It’s amazing how far you can go writing a video game without actually answering really important questions like “how does the game terrain actually work?” In a perfect world, if everything worked as you imagined it would the first time, making video games (on our time scale at least) involves spending a few months building the idea of the game in your head, then spending a year or so whittling each piece out of little wooden blocks and pressing them gently into the computer. This has the added advantage of explaining why our computers are filled with little wooden blocks.
Let’s put a happy little fence right here in this happy little glade. Isn’t that nice?
We’re writing the biome code now (well, another iteration of it) which determines what natural objects exist in what areas, be they desert, tundra, jungle, forest, or maybe something weird like an Healthfully Irradiated crater or a la(r)va field, who knows.
There’s a bit of a process to defining how these things exist, what they get to talk to, and how complicated we want to make them: We hammer out a 3 page document on our internal wiki, argue over it (possibly in THE PIT), make Perfectly Necessary Amputations in some places, and more complexity in others, then start actually writing code.
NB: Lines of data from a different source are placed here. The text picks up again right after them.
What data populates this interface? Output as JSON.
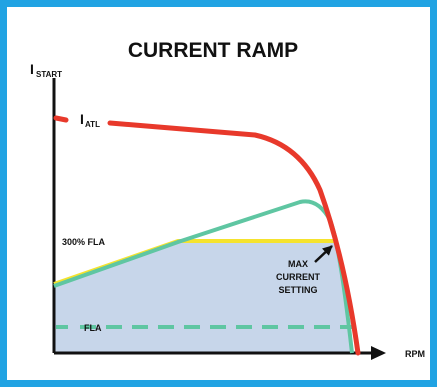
{
  "diagram": {
    "title": "CURRENT RAMP",
    "y_axis_label": {
      "main": "I",
      "sub": "START"
    },
    "x_axis_label": "RPM",
    "atl_label": {
      "main": "I",
      "sub": "ATL"
    },
    "labels": {
      "fla_300": "300% FLA",
      "fla": "FLA",
      "max_current_line1": "MAX",
      "max_current_line2": "CURRENT",
      "max_current_line3": "SETTING"
    },
    "colors": {
      "frame": "#21a3e3",
      "atl_curve": "#e8392b",
      "ramp_curve": "#5fc6a2",
      "max_setting_line": "#f5e32e",
      "fla_line": "#5fc6a2",
      "fill_area": "#c7d6ea"
    }
  }
}
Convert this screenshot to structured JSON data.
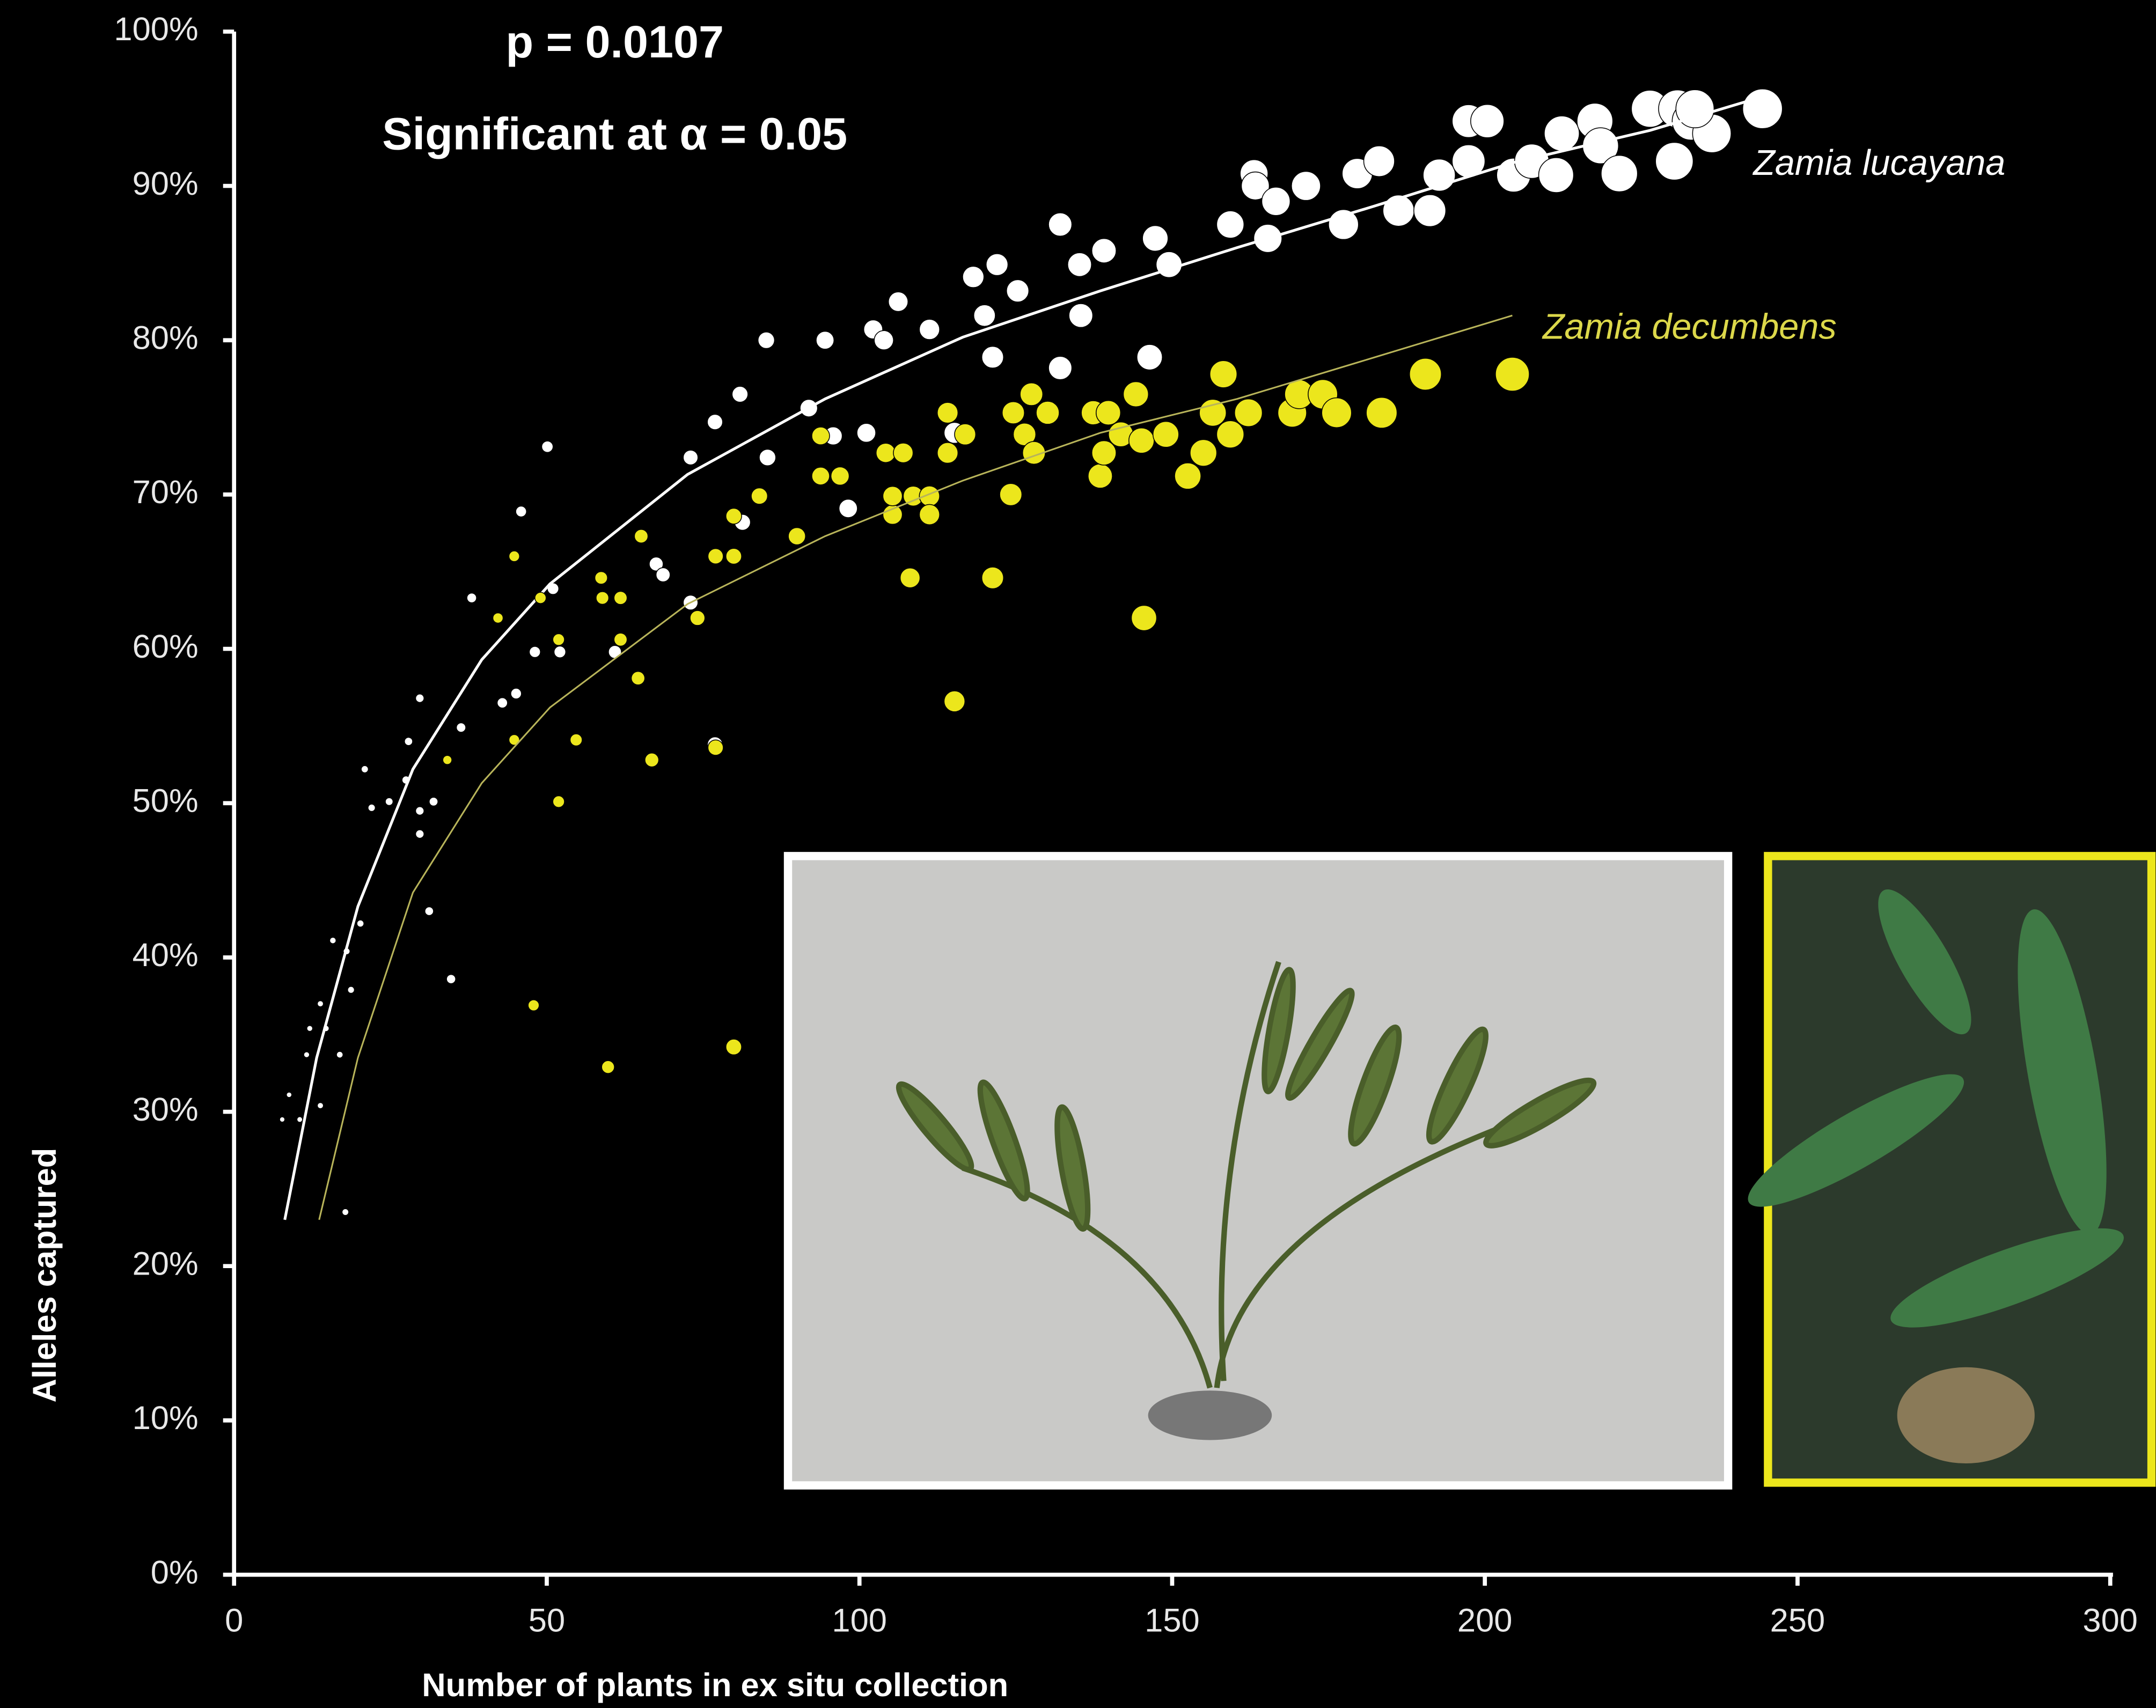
{
  "chart_data": {
    "type": "scatter",
    "annotations": [
      "p = 0.0107",
      "Significant at α = 0.05"
    ],
    "xlabel": "Number of plants in ex situ collection",
    "ylabel": "Alleles captured",
    "xlim": [
      0,
      300
    ],
    "xticks": [
      0,
      50,
      100,
      150,
      200,
      250,
      300
    ],
    "ylim": [
      0,
      100
    ],
    "yticks": [
      {
        "value": 0,
        "label": "0%"
      },
      {
        "value": 10,
        "label": "10%"
      },
      {
        "value": 20,
        "label": "20%"
      },
      {
        "value": 30,
        "label": "30%"
      },
      {
        "value": 40,
        "label": "40%"
      },
      {
        "value": 50,
        "label": "50%"
      },
      {
        "value": 60,
        "label": "60%"
      },
      {
        "value": 70,
        "label": "70%"
      },
      {
        "value": 80,
        "label": "80%"
      },
      {
        "value": 90,
        "label": "90%"
      },
      {
        "value": 100,
        "label": "100%"
      }
    ],
    "series": [
      {
        "name": "Zamia lucayana",
        "color": "#ffffff",
        "x": [
          7.7,
          8.8,
          10.5,
          11.6,
          12.1,
          13.8,
          14.7,
          13.8,
          15.8,
          16.9,
          18.0,
          18.7,
          17.8,
          20.2,
          20.9,
          22.0,
          24.8,
          27.5,
          27.9,
          29.7,
          29.7,
          29.7,
          31.2,
          31.9,
          36.3,
          34.7,
          38.0,
          42.9,
          45.1,
          45.9,
          48.1,
          50.1,
          51.0,
          52.1,
          60.9,
          67.5,
          68.6,
          73.0,
          73.0,
          76.9,
          76.9,
          80.9,
          81.3,
          85.1,
          85.3,
          91.9,
          94.5,
          95.8,
          98.2,
          101.1,
          102.2,
          103.9,
          106.2,
          111.2,
          115.2,
          118.2,
          120.0,
          121.3,
          122.0,
          125.3,
          132.1,
          132.1,
          135.2,
          135.4,
          139.1,
          146.4,
          147.3,
          149.5,
          159.3,
          163.1,
          163.3,
          165.3,
          166.6,
          171.4,
          177.4,
          179.6,
          183.1,
          186.2,
          191.2,
          192.7,
          197.4,
          197.4,
          200.4,
          204.6,
          207.5,
          211.4,
          212.3,
          217.6,
          218.5,
          221.5,
          226.4,
          230.3,
          230.8,
          233.0,
          236.3,
          233.6,
          244.4
        ],
        "values": [
          29.5,
          31.1,
          29.5,
          33.7,
          35.4,
          37.0,
          35.4,
          30.4,
          41.1,
          33.7,
          40.4,
          37.9,
          23.5,
          42.2,
          52.2,
          49.7,
          50.1,
          51.5,
          54.0,
          56.8,
          49.5,
          48.0,
          43.0,
          50.1,
          54.9,
          38.6,
          63.3,
          56.5,
          57.1,
          68.9,
          59.8,
          73.1,
          63.9,
          59.8,
          59.8,
          65.5,
          64.8,
          63.0,
          72.4,
          74.7,
          53.8,
          76.5,
          68.2,
          80.0,
          72.4,
          75.6,
          80.0,
          73.8,
          69.1,
          74.0,
          80.7,
          80.0,
          82.5,
          80.7,
          74.0,
          84.1,
          81.6,
          78.9,
          84.9,
          83.2,
          87.5,
          78.2,
          84.9,
          81.6,
          85.8,
          78.9,
          86.6,
          84.9,
          87.5,
          90.8,
          90.0,
          86.6,
          89.0,
          90.0,
          87.5,
          90.8,
          91.6,
          88.4,
          88.4,
          90.7,
          94.2,
          91.6,
          94.2,
          90.7,
          91.6,
          90.7,
          93.4,
          94.2,
          92.6,
          90.8,
          95.0,
          91.6,
          95.0,
          94.2,
          93.4,
          95.0,
          95.0
        ],
        "trend_x": [
          8.1,
          13.2,
          19.8,
          28.6,
          39.6,
          50.5,
          72.5,
          94.5,
          116.5,
          138.5,
          160.4,
          182.4,
          204.4,
          226.4,
          242.9
        ],
        "trend_values": [
          23.0,
          33.5,
          43.3,
          52.2,
          59.3,
          64.2,
          71.3,
          76.2,
          80.2,
          83.2,
          86.0,
          88.7,
          91.5,
          93.6,
          95.6
        ]
      },
      {
        "name": "Zamia decumbens",
        "color": "#ece61c",
        "x": [
          34.1,
          42.2,
          44.8,
          44.8,
          47.9,
          49.0,
          51.9,
          51.9,
          54.7,
          58.7,
          58.9,
          59.8,
          61.8,
          61.8,
          64.6,
          65.1,
          66.8,
          74.1,
          77.0,
          77.0,
          79.9,
          79.9,
          79.9,
          84.0,
          90.0,
          93.8,
          93.8,
          96.9,
          104.2,
          105.3,
          105.3,
          107.0,
          108.1,
          108.6,
          111.2,
          111.2,
          114.1,
          114.1,
          115.2,
          116.9,
          121.3,
          124.2,
          124.6,
          126.4,
          127.5,
          127.9,
          130.1,
          137.4,
          138.5,
          139.1,
          139.8,
          141.8,
          144.2,
          145.1,
          145.5,
          149.0,
          152.5,
          155.0,
          156.5,
          158.2,
          159.3,
          162.2,
          169.2,
          170.3,
          174.1,
          176.3,
          183.5,
          190.5,
          204.4
        ],
        "values": [
          52.8,
          62.0,
          66.0,
          54.1,
          36.9,
          63.3,
          60.6,
          50.1,
          54.1,
          64.6,
          63.3,
          32.9,
          63.3,
          60.6,
          58.1,
          67.3,
          52.8,
          62.0,
          53.6,
          66.0,
          66.0,
          68.6,
          34.2,
          69.9,
          67.3,
          73.8,
          71.2,
          71.2,
          72.7,
          68.7,
          69.9,
          72.7,
          64.6,
          69.9,
          69.9,
          68.7,
          75.3,
          72.7,
          56.6,
          73.9,
          64.6,
          70.0,
          75.3,
          73.9,
          76.5,
          72.7,
          75.3,
          75.3,
          71.2,
          72.7,
          75.3,
          73.9,
          76.5,
          73.5,
          62.0,
          73.9,
          71.2,
          72.7,
          75.3,
          77.8,
          73.9,
          75.3,
          75.3,
          76.5,
          76.5,
          75.3,
          75.3,
          77.8,
          77.8
        ],
        "trend_x": [
          13.6,
          19.8,
          28.6,
          39.6,
          50.5,
          72.5,
          94.5,
          116.5,
          138.5,
          160.4,
          182.4,
          204.4
        ],
        "trend_values": [
          23.0,
          33.5,
          44.2,
          51.3,
          56.2,
          62.9,
          67.3,
          70.9,
          74.0,
          76.2,
          78.9,
          81.6
        ]
      }
    ]
  }
}
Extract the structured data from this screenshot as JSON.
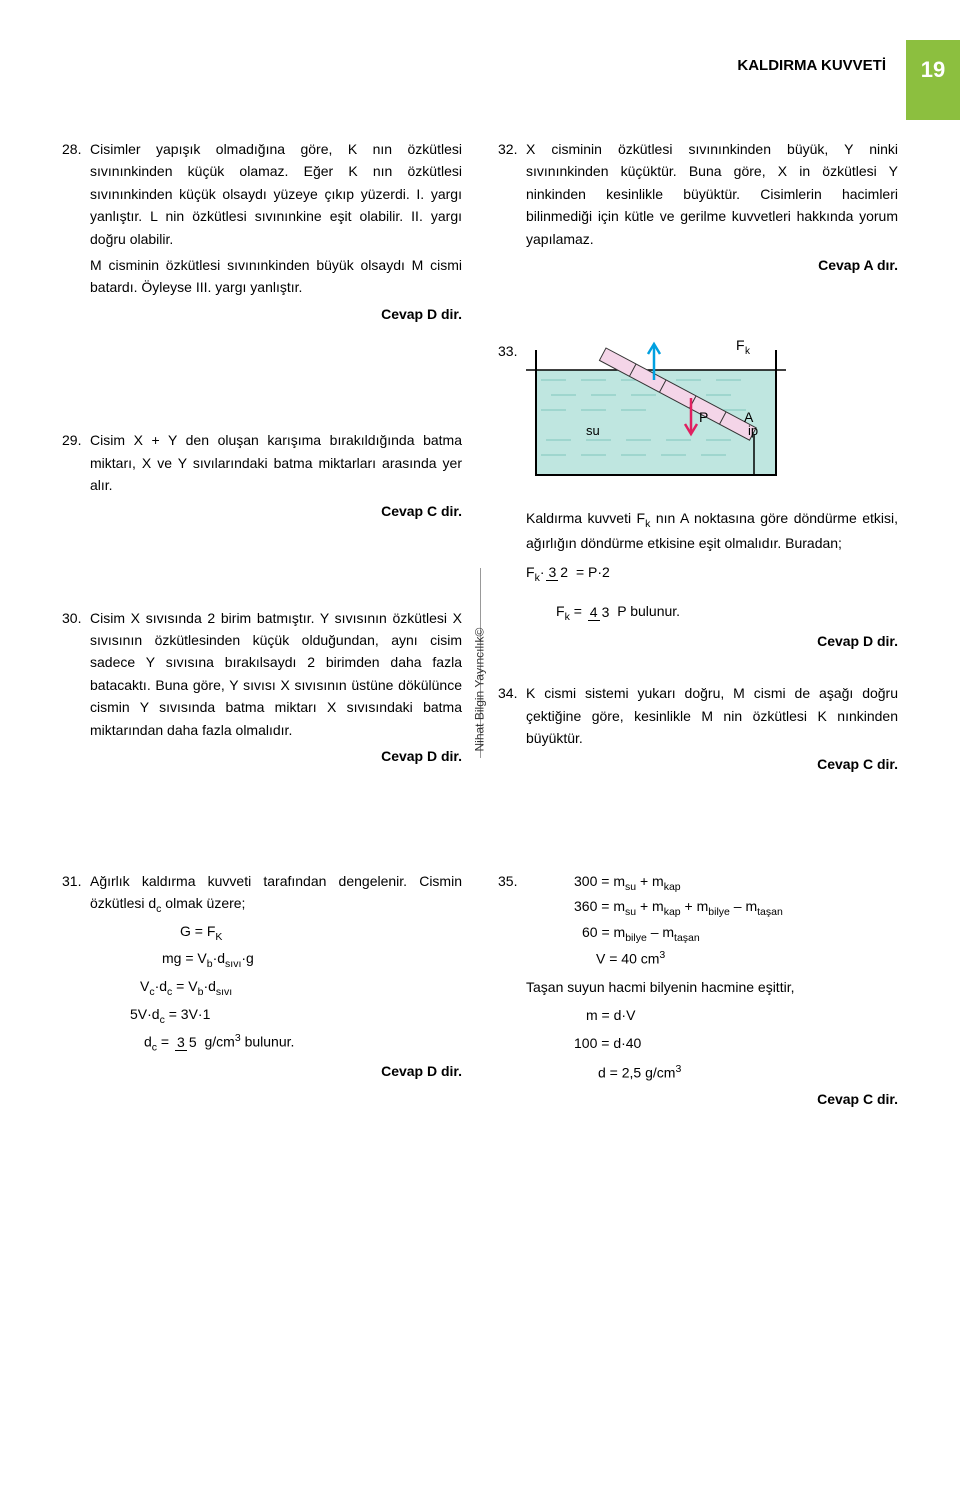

Invariably we’ll forget something or make a Horrible Mistake that causes the world to be impaled with giant spikes of rock that are infinitely tall (it happens) and have to rewrite, but that’s the Creative Process.
Every game tile is currently given a temperature & humidity value, a wateriness descriptor (aquatic, wetland, or land), and an integer value for soil quality. We started with a simple 3×3 matrix of temperature and humidity numbers to map biomes on, but it turned we really wanted swamps because they’re 1. creepy and 2. you need somewhere quiet to throw that body or that artifact which Was Never Meant To Be Found. Similarly, we’d like rich, rolling prairies to cleanse of wild aurochs herds and fill with factories and pipes, and because there was no distinction in our system between the temperature/humidity values of forests and grassland areas, we realized there was a need for some measure of soil quality. In broad terms for our system, fertile soil produces trees and barren soil produces grasses – or nothing at all.
This notion of soil quality may also give an interesting mechanical and ethical/narrative consideration to the act of (profitable, profitable) deforestation.
Don’t eat the apples in the Garden of Potemkin. (And yes, there’s another little fence. I like the fence. Deal with it.)
With this fertility numeric, we can do all sorts of neat things: We can make clear-cutting a forest cause the area over time to yield no trees at all; We can give incentive for crop rotations (if we want to be bothered with that), or we can give you a temporary bonus for, say, slashing/burning jungles by temporarily boosting the soil fertility drastically. Sure, all the animals would die, the area would become a barren wasteland after just a few crops as the topsoil was washed away, and you’d be left with useless land and starving peasants, but that’s okay because you’ve put enough away cash from skimming off the opium plantations to retire your bureaucrat to that manor in the Home Counties, right?
It will of course need to be clear to players what the impact of these choices will be, and you should still be able to just render your terrain a hellish landscape of coal factories (which make coal out of other types of coal) and machinery, each attended by noble clusterings of pipe, but making the hard choices that balance quality of life – and the landscape – with short-term needs (Dagon isn’t going to drive himself back into the swirling blackness of the ocean depths) should make the world feel like more than just a grid to build stuff on.